Hey,
I was trying to train my own model with English data set .
(50 GB from common voice)
but after first epoch I’ve got following error:
Alphabet cannot encode transcript “” while processing sample “…/DataBase/en/clips/common_voice_en_1655Preformatted text6180.wav”, check that your alphabet contains all characters in the training corpus. Missing characters are: [].
does anybody knows why it happened?
lissyx
((slow to reply) [NOT PROVIDING SUPPORT])
2
Care to follow the basic guidelines before reaching out to support and expose more precisely what " I was trying to train my own model with English data set ." stands for?
Im getting the same error. I followed the steps given in Training 0.9.1 and when I run the command python3 DeepSpeech.py --train_files ../data/CV/en/clips/train.csv --dev_files ../data/CV/en/clips/dev.csv --test_files ../data/CV/en/clips/test.csv
ValueError: Alphabet cannot encode transcript “it’s true then” while processing sample “/mnt/d/Sundar/DeepSpeechDataSet/cv-corpus-5.1-2020-06-22/en/clips/common_voice_en_22311413.wav”, check that your alphabet contains all characters in the training corpus.
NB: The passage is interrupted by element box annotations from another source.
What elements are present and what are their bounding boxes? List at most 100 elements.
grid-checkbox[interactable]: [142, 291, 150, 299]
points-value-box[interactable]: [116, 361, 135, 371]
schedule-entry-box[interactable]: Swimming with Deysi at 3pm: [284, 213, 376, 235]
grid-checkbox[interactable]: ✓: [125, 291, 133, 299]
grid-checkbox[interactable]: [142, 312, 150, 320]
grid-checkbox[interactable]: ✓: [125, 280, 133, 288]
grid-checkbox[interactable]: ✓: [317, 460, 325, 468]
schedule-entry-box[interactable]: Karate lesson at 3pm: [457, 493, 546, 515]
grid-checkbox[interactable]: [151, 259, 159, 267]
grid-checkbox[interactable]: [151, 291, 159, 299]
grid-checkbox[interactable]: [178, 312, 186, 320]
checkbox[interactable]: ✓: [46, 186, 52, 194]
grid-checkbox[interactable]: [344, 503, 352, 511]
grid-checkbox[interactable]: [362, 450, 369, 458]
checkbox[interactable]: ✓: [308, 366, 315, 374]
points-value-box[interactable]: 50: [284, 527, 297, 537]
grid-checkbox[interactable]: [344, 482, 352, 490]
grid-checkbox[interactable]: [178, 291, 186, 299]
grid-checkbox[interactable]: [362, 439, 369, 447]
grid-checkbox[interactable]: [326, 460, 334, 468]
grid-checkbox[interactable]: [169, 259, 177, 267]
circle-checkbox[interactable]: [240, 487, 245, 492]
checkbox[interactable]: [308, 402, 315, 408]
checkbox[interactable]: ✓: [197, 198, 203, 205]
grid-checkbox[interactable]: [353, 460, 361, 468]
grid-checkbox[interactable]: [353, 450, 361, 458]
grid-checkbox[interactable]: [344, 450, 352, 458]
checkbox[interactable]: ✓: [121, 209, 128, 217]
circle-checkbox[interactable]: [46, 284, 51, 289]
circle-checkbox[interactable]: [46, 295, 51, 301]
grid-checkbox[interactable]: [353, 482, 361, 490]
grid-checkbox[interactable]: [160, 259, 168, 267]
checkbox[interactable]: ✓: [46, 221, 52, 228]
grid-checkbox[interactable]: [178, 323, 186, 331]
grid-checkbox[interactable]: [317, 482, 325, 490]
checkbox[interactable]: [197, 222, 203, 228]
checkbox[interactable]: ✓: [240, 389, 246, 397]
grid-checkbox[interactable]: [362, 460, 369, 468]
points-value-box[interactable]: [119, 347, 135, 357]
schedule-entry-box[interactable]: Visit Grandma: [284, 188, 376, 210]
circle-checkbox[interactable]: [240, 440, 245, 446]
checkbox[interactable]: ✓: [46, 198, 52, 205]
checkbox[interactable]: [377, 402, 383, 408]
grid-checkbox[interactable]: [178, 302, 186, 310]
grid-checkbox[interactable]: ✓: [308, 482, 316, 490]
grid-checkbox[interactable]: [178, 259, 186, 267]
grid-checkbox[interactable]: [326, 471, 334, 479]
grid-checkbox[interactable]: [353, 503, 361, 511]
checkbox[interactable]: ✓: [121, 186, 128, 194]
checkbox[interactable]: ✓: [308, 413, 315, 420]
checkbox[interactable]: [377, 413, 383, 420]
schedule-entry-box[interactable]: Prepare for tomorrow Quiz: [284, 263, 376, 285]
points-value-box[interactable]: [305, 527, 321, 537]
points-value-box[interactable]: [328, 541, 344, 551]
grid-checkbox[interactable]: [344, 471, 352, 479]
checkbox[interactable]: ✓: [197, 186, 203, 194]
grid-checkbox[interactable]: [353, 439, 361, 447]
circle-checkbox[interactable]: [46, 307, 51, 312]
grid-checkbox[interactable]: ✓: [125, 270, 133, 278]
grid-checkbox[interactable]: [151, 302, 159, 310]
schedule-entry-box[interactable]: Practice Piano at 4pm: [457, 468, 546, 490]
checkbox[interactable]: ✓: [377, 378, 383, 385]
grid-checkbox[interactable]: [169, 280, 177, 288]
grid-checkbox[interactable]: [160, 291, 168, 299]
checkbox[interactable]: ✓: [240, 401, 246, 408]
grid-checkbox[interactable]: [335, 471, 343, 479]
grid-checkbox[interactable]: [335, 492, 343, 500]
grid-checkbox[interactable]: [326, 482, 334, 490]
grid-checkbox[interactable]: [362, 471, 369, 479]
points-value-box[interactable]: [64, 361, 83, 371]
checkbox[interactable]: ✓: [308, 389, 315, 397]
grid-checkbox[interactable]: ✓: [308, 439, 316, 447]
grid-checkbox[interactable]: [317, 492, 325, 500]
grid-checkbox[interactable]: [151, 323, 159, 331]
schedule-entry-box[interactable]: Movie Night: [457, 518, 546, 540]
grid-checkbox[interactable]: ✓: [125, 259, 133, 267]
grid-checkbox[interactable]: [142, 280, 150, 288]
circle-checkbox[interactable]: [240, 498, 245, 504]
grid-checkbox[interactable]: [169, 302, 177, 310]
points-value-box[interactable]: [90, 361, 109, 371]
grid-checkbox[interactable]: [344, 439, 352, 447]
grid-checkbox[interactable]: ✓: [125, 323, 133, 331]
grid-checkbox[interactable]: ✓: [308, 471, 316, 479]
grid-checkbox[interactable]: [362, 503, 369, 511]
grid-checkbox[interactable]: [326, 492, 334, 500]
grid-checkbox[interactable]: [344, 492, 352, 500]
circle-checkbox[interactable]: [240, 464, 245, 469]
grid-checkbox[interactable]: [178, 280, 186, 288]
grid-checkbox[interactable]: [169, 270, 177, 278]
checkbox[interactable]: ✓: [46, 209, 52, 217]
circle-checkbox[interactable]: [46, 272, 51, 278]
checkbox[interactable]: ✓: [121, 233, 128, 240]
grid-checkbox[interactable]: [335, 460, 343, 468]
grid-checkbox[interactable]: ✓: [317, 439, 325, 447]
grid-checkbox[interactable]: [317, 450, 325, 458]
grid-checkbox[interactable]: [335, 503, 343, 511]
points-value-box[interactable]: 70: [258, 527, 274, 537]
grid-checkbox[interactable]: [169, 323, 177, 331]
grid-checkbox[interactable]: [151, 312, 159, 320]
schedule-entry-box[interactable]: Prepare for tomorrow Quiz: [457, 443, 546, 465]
Missing characters are: [’’’].
Even am also getting the same error.can any one help me to get out of this.
ValueError: Alphabet cannot encode transcript “course 1 and course 2 mass been different” while processing sample “audio/Train/3770_2.wav”, check that your alphabet contains all characters in the training corpus. Missing characters are: [‘1’, ‘2’].
I have the same problem as described from Mohammad “missing characters are []”.
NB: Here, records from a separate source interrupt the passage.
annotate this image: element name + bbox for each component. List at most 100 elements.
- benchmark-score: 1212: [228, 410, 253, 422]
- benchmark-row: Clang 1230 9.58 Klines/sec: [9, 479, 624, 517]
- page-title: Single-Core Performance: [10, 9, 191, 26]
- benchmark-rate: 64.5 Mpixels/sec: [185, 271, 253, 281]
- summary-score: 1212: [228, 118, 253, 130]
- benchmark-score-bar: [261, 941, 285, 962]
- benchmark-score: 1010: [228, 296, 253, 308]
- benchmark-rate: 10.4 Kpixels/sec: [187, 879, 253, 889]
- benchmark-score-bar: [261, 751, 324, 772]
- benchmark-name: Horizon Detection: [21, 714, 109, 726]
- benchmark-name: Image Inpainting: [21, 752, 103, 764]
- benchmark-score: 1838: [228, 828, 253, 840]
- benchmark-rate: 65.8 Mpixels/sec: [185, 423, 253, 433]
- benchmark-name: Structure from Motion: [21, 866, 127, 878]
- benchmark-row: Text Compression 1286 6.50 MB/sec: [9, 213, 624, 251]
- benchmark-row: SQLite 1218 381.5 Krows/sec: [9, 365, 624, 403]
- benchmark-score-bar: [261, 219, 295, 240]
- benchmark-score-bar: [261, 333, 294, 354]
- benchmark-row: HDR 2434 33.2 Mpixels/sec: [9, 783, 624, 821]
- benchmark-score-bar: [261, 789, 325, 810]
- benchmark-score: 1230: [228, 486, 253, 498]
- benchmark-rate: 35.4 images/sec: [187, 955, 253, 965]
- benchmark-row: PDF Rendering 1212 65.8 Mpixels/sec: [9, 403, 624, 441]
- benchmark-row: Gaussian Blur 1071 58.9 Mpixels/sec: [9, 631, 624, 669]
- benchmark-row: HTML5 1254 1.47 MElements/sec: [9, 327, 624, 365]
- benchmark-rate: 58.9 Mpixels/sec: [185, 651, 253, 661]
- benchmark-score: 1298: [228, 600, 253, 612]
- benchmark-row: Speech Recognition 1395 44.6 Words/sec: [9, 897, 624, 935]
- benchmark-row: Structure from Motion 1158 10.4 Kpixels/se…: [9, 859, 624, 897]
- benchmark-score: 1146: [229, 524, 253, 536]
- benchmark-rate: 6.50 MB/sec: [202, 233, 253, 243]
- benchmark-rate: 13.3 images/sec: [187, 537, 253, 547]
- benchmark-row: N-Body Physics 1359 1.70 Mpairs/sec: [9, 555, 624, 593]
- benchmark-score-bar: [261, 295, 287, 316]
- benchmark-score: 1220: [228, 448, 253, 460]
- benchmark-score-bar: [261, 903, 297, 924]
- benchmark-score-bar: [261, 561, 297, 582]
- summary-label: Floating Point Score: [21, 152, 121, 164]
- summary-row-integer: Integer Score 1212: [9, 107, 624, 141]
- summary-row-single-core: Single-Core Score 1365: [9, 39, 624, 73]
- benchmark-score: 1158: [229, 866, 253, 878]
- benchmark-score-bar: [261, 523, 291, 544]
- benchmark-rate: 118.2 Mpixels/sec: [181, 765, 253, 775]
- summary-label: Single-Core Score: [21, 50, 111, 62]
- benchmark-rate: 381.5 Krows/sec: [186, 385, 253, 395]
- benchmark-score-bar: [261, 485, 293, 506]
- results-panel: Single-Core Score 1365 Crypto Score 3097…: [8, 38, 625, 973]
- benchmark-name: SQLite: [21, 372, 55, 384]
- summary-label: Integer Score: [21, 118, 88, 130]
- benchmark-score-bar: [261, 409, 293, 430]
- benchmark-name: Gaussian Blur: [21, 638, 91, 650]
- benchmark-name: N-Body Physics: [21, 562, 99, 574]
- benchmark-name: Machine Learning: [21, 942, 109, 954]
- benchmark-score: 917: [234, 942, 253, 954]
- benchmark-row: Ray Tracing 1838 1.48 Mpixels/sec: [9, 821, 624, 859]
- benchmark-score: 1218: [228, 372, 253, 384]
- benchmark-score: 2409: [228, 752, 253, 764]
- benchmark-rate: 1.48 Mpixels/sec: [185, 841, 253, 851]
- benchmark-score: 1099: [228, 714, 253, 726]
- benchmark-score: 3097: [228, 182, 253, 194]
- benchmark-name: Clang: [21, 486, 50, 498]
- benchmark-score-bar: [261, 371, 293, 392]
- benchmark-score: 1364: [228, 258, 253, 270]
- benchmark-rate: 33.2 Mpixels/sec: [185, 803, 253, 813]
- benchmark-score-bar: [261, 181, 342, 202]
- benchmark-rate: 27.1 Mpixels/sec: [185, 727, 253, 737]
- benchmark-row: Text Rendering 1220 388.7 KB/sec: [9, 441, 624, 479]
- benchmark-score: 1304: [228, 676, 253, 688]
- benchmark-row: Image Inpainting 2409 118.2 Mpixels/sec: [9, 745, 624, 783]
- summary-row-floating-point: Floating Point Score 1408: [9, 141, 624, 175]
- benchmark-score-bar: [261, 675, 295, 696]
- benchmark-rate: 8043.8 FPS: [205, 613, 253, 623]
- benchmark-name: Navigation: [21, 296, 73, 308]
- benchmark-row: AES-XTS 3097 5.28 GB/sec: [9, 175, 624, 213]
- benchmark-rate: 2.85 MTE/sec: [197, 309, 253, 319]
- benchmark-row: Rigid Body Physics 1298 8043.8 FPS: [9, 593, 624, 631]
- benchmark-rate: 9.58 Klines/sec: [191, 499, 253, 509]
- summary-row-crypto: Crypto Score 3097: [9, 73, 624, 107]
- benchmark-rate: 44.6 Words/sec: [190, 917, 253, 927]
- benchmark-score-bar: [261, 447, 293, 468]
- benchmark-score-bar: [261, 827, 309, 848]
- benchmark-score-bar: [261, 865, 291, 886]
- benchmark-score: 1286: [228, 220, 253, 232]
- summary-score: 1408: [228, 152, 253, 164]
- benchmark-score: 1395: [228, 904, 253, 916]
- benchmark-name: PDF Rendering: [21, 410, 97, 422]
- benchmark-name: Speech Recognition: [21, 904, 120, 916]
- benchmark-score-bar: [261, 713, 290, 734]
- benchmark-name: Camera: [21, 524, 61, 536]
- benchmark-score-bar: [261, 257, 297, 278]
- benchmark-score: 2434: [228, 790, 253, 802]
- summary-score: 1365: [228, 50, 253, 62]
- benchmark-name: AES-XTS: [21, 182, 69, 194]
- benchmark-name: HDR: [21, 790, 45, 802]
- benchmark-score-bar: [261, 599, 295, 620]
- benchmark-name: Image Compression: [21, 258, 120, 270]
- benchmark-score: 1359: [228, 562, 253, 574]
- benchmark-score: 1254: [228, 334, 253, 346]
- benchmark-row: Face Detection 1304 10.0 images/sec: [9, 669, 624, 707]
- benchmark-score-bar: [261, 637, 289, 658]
I am following the Playbook and I have put on the alphabet all words that appear on the .csv files (double checked it with check_characters.py.
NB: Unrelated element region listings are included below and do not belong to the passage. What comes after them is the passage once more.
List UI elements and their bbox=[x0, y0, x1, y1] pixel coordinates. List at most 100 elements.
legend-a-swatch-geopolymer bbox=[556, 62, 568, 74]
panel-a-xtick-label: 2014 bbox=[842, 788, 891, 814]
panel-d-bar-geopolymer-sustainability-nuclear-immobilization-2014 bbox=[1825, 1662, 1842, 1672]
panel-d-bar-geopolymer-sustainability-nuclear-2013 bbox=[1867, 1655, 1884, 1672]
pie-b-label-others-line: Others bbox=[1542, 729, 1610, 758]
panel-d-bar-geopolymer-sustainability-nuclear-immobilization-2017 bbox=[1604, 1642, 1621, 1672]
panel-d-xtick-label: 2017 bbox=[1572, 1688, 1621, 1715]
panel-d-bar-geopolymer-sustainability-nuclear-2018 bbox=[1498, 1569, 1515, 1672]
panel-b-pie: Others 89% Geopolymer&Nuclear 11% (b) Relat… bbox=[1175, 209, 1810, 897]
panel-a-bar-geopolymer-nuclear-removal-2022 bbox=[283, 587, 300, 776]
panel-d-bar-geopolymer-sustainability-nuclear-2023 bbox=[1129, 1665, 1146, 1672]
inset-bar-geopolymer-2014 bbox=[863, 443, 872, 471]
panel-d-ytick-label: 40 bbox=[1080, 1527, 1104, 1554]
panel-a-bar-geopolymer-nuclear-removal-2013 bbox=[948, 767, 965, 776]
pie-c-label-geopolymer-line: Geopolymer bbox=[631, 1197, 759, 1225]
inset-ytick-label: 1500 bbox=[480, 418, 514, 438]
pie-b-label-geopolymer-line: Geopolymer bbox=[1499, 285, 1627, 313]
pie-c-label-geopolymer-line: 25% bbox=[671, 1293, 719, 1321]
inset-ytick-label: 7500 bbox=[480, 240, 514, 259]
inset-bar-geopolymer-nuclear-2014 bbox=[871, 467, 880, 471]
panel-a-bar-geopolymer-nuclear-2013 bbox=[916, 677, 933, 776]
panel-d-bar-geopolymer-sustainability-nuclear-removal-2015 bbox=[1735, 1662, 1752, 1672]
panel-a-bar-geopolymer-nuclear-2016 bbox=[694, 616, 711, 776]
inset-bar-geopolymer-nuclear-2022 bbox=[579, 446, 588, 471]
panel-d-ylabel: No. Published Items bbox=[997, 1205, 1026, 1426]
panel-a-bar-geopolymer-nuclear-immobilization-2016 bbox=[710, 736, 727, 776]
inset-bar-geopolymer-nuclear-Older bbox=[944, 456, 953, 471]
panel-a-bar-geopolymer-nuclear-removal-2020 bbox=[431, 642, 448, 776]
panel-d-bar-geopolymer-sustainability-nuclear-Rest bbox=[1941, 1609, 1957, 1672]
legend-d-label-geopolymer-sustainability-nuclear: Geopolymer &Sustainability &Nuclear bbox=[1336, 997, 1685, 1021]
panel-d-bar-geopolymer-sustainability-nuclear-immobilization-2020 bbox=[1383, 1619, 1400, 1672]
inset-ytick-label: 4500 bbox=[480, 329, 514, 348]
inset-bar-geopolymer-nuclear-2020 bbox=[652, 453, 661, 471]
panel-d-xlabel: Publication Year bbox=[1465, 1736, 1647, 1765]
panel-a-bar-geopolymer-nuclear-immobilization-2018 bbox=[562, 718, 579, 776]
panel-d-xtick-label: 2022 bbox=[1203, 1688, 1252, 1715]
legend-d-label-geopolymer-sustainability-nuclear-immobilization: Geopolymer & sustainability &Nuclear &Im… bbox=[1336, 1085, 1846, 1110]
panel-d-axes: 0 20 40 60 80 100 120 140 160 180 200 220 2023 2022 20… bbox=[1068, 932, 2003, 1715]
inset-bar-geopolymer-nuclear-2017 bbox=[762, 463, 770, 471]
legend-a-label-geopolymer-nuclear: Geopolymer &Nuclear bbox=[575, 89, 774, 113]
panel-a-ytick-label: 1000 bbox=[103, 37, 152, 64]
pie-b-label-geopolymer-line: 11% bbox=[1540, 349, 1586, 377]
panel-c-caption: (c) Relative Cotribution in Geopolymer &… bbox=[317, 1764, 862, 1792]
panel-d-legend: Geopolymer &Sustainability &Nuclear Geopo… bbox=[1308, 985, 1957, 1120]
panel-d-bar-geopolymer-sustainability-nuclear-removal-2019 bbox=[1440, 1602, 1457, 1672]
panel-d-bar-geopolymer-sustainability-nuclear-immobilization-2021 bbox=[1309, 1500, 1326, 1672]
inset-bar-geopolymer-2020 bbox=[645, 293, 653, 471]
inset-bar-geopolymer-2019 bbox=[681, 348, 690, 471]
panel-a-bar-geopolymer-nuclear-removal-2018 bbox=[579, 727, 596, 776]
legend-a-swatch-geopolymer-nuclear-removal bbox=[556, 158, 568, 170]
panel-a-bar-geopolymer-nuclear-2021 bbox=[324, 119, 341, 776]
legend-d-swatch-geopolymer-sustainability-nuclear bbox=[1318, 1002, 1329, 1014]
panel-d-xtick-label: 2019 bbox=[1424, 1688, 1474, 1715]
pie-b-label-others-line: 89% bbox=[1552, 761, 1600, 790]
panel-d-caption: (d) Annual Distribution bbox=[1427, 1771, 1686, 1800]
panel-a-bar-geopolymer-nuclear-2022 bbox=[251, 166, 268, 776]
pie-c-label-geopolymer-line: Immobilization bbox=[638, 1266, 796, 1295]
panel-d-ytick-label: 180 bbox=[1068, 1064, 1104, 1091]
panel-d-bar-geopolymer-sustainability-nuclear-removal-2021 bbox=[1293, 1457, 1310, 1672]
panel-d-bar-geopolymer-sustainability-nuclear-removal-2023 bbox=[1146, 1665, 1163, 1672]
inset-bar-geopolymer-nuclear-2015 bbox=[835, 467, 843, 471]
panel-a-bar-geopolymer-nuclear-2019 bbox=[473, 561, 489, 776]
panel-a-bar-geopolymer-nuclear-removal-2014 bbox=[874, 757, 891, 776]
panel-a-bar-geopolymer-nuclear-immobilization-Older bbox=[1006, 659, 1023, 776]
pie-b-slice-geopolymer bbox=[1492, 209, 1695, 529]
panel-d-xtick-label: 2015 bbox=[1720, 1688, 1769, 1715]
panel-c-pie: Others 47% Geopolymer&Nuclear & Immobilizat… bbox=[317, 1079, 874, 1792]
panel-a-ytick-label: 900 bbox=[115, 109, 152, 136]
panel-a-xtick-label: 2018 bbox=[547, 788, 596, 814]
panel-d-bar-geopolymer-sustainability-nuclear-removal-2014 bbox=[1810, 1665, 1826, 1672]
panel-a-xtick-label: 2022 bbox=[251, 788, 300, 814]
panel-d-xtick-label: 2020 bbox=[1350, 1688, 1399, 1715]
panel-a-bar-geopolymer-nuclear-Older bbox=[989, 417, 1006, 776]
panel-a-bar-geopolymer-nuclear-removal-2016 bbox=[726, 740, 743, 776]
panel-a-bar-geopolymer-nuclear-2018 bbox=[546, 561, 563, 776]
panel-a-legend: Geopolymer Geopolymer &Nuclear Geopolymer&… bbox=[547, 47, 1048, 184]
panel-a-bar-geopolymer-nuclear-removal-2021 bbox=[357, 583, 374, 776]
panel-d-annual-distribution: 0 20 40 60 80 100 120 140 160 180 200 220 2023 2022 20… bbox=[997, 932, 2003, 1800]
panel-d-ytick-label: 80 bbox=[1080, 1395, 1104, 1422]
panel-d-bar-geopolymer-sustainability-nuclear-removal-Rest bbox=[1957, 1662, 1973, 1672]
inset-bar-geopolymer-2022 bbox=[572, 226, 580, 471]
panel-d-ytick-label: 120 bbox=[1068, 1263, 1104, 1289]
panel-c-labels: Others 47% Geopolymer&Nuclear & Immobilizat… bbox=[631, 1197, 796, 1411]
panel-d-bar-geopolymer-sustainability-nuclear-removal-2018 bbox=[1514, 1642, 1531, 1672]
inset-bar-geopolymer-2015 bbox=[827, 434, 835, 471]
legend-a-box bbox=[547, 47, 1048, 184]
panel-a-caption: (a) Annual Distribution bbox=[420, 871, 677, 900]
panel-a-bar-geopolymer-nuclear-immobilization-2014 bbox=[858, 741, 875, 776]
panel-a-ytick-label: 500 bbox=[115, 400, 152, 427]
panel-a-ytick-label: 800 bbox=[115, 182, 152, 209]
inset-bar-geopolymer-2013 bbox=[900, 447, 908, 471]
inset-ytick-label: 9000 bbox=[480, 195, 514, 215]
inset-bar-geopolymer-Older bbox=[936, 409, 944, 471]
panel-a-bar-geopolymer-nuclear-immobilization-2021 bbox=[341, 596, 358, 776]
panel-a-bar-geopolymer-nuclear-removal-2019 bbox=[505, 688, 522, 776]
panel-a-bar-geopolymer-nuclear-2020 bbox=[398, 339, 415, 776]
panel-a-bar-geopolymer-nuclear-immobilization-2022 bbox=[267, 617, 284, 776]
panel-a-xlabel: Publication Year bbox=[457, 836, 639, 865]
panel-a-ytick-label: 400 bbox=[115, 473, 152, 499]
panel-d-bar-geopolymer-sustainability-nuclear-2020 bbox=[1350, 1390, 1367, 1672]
Not to advertise, but if you’re using Common Voice data, consider using commonvoice-utils which contains preprocessing code and language data for most of the languages of Common Voice.
I am not using common voice, I have my own voice and csv data that I parsed.
I found the source of the problem that I wrote.
The “” character was a wrong entry on the test.csv file that was producing the error. Actually I had the wav source, the length but the string was empty ("") so it couldn’t handle the empty wav string.
Yes, it was solved.
But still when using a different scorer the words are not recognized correctly.
While the words that were included on the training pack are being recognized with almost 100% success rate.
So my question now is if we will have to make a new training with the new vocabulary to have a better success rate?